SW construction market bucks national slowdown trend

Mary's picture
Authored by Mary
Posted: Wednesday, April 20, 2016 - 20:54

The latest survey by the Royal Institution of Chartered Surveyors (RICS) has revealed that growth in the construction market has remained positive in the South West over the last three months.

Private housing workloads showed the greatest increase with 48% more of those working in the sector reporting a rise in activity rather than a fall over the first quarter of 2016. During the last quarter of 2015 that figure was 28%.

Nationally private housing workloads rose at their slowest pace since Q2 2013, with only 36 per cent more of those working in the sector reporting a rise in growth rather than a fall over the first quarter of 2016.

Across all sectors in the South West the RICS UK Construction Market Survey shows that 32% more respondents saw workloads rise rather than fall during the first quarter of 2016 up from 24% in the last quarter of 2015.

However, growth has slowed compared with Q1 2015 when net balances of 68% of respondents saw increased workloads in private housing and 43% saw increases across all sectors.

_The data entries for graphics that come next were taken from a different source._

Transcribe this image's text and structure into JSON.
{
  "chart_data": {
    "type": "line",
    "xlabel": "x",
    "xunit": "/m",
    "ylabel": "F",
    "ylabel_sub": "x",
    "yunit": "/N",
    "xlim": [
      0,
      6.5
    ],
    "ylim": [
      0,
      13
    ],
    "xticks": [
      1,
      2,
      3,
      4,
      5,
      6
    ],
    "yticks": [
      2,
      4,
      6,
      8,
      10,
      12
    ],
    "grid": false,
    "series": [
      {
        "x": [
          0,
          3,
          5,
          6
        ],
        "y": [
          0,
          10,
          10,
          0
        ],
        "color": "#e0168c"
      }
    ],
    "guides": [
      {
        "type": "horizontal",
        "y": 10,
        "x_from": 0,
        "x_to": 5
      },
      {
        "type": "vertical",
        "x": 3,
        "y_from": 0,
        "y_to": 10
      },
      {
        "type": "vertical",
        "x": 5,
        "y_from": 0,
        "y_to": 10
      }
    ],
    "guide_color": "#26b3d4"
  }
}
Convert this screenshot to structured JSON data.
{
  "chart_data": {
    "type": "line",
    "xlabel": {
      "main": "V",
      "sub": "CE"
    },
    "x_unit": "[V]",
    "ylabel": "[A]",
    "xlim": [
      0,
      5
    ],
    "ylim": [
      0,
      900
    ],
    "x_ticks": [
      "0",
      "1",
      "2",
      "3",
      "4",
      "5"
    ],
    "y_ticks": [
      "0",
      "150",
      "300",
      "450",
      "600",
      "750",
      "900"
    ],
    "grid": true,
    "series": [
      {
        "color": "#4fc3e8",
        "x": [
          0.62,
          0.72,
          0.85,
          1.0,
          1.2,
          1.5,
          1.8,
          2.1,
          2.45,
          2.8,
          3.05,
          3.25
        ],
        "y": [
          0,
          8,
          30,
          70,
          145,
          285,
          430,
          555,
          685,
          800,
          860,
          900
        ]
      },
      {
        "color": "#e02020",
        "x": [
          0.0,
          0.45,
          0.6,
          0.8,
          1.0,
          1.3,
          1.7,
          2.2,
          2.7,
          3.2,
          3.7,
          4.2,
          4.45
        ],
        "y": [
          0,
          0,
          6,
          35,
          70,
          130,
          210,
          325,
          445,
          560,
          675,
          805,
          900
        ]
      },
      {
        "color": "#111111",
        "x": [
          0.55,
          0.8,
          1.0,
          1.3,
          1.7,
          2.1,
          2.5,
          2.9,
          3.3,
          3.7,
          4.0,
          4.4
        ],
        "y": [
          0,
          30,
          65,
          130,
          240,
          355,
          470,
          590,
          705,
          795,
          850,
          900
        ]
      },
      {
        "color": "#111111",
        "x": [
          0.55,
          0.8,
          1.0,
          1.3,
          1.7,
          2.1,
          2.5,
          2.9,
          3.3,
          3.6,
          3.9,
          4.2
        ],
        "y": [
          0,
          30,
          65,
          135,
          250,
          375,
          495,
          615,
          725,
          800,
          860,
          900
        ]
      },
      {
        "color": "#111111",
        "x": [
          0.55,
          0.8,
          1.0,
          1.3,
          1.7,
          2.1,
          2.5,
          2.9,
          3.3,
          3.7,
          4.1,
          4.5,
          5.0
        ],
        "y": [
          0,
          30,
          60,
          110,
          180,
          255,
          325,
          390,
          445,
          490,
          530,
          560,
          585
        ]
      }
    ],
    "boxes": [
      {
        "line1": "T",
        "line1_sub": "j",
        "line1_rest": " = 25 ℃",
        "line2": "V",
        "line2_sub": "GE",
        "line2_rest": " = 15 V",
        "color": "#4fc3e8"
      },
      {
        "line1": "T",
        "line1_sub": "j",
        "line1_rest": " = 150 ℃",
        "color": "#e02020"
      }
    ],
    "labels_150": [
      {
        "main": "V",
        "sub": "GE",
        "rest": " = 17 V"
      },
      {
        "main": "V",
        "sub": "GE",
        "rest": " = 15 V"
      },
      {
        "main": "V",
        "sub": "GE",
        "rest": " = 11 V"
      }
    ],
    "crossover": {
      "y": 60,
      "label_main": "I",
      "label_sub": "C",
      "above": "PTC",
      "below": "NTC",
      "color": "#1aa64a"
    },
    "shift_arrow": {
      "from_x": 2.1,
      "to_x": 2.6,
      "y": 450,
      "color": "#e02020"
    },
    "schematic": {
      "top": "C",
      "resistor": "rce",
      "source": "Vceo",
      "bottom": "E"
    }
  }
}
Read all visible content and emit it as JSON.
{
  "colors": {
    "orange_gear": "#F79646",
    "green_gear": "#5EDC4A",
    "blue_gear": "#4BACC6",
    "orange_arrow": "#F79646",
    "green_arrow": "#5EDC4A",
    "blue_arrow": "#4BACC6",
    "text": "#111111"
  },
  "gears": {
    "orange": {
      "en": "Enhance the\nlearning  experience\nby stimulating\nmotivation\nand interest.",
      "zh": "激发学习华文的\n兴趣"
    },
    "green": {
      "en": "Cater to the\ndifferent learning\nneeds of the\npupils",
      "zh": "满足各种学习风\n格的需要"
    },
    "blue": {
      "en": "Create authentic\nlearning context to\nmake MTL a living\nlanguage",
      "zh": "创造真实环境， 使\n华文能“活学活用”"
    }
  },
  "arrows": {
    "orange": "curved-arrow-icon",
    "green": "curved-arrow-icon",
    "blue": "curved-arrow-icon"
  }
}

Public sector housing workloads remain broadly static with just 4% more respondents reporting an increase in workloads rather than a decrease. While this is an improvement over the last quarter of 2015 when 10% more saw a decrease rather than an increase in workloads it is no change from Q1 2015.

Reports of skills shortages have increased slightly with 59% of respondents citing a shortage in Quantity Surveyors (up from 57% last quarter) and 41% reporting a shortage of blue collar workers (up from 38% last quarter).

However, despite the short term growth in the South West confidence in the outlook for the year ahead has dropped relative to this period last year with the number of construction professionals saying that they expect to see workloads rise over the next 12 months outweighing those expecting a fall by 55 per cent. This is a considerable decrease on expectations from Q1 2015 when 83 per cent more respondents expected to see workloads rise rather than fall.

Respondents foresee headcounts continuing to rise over the coming 12 months with a net balance of 42% expecting growth. This is up from 36% last quarter but down from 59% this time last year.

RICS Chief Economist, Simon Rubinsohn, said, “On the surface, it might seem surprising that we are witnessing a slowdown in the construction sector just a few months after hearing the Chancellor’s ‘We Are The Builders’ speech and given the Government’s significant commitment to this sector. One might well ask why growth in private housing workloads is softening at a time when policy is firmly focussed on the creation of new starter homes. We have long held the view that starter homes cannot be the only solution.

There is an issue around the availability of land on which new houses can be built and we would like to see more being done to free up private brownfield sites.

“Our survey tells us that planning delays are one of the biggest barriers to growth in the construction sector. We have recommended that councils work together to create a team of emergency planners who can parachute into boroughs that are experiencing significant delays, therefore reducing a major growth barrier.
“That said, we cannot discount the climate of uncertainty caused by the forthcoming EU referendum. We know that a range of sectors have been affected by these issues as investors look to delay any decisions until a final outcome has been determined and construction is no exception.”